Illustration Credit: Osmani Simanca / Cagle Cartoons
Last Monday, Daniel Ortega was sworn in for a fourth consecutive term as president of Nicaragua following last November’s sham elections in which he jailed seven presidential candidates. His wife Rosario Murillo was also sworn in for her second term as Vice President of Nicaragua. The inauguration ceremony proceeded amid international condemnation and a new round of targeted sanctions from the United States and the European Union.
Three foreign heads of state attended the event: Miguel Diáz-Canel of Cuba, Nicolás Maduro of Venezuela, and outgoing President Juan Orlando Hernández of Honduras. Representatives from Argentina, Belize, Bolivia, Mexico, and Russia were also present at the event, as well as a special envoy from the People’s Republic of China, which formalized ties with Nicaragua last month when the Central American country broke off its longstanding relationship with Taiwan.

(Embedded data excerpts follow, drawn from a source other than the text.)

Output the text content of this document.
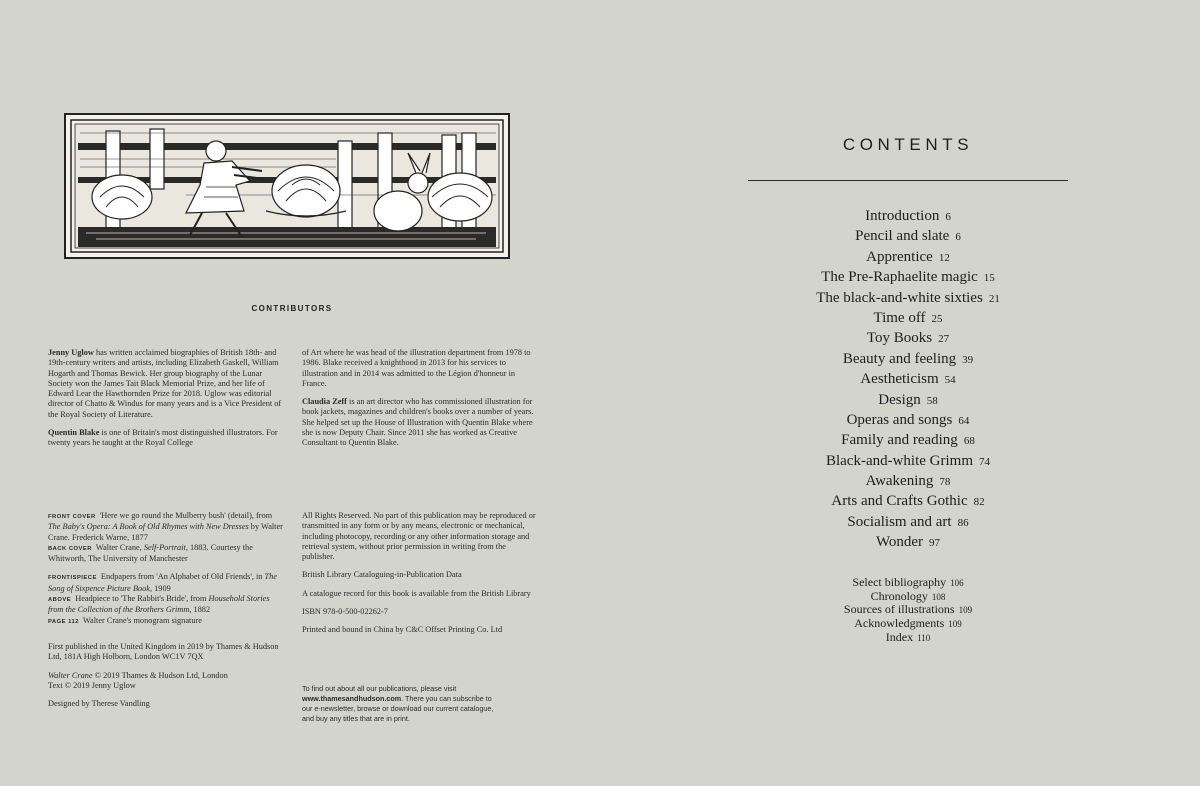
CONTRIBUTORS

Jenny Uglow has written acclaimed biographies of British 18th- and 19th-century writers and artists, including Elizabeth Gaskell, William Hogarth and Thomas Bewick. Her group biography of the Lunar Society won the James Tait Black Memorial Prize, and her life of Edward Lear the Hawthornden Prize for 2018. Uglow was editorial director of Chatto & Windus for many years and is a Vice President of the Royal Society of Literature.

Quentin Blake is one of Britain's most distinguished illustrators. For twenty years he taught at the Royal College

of Art where he was head of the illustration department from 1978 to 1986. Blake received a knighthood in 2013 for his services to illustration and in 2014 was admitted to the Légion d'honneur in France.

Claudia Zeff is an art director who has commissioned illustration for book jackets, magazines and children's books over a number of years. She helped set up the House of Illustration with Quentin Blake where she is now Deputy Chair. Since 2011 she has worked as Creative Consultant to Quentin Blake.

FRONT COVER 'Here we go round the Mulberry bush' (detail), from The Baby's Opera: A Book of Old Rhymes with New Dresses by Walter Crane. Frederick Warne, 1877
BACK COVER Walter Crane, Self-Portrait, 1883. Courtesy the Whitworth, The University of Manchester

FRONTISPIECE Endpapers from 'An Alphabet of Old Friends', in The Song of Sixpence Picture Book, 1909
ABOVE Headpiece to 'The Rabbit's Bride', from Household Stories from the Collection of the Brothers Grimm, 1882
PAGE 112 Walter Crane's monogram signature

All Rights Reserved. No part of this publication may be reproduced or transmitted in any form or by any means, electronic or mechanical, including photocopy, recording or any other information storage and retrieval system, without prior permission in writing from the publisher.

British Library Cataloguing-in-Publication Data

A catalogue record for this book is available from the British Library

ISBN 978-0-500-02262-7

Printed and bound in China by C&C Offset Printing Co. Ltd

First published in the United Kingdom in 2019 by Thames & Hudson Ltd, 181A High Holborn, London WC1V 7QX

Walter Crane © 2019 Thames & Hudson Ltd, London
Text © 2019 Jenny Uglow

Designed by Therese Vandling

To find out about all our publications, please visit www.thamesandhudson.com. There you can subscribe to our e-newsletter, browse or download our current catalogue, and buy any titles that are in print.
CONTENTS
Introduction 6
Pencil and slate 6
Apprentice 12
The Pre-Raphaelite magic 15
The black-and-white sixties 21
Time off 25
Toy Books 27
Beauty and feeling 39
Aestheticism 54
Design 58
Operas and songs 64
Family and reading 68
Black-and-white Grimm 74
Awakening 78
Arts and Crafts Gothic 82
Socialism and art 86
Wonder 97
Select bibliography 106
Chronology 108
Sources of illustrations 109
Acknowledgments 109
Index 110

Among the attendees was Mohsen Rezaei, the Vice President of Iran for Economic Affairs and former commander-in-chief of the Iranian Revolutionary Guard. Rezaei is currently on the Interpol wanted list for his connections to the 1994 bombing of the AMIA Jewish community center in Buenos Aires, which killed 85 people. Late on Tuesday, the Argentine government released a statement calling Rezaei’s presence in Nicaragua “an affront to Argentine justice and to the victims of the brutal terrorist attack.”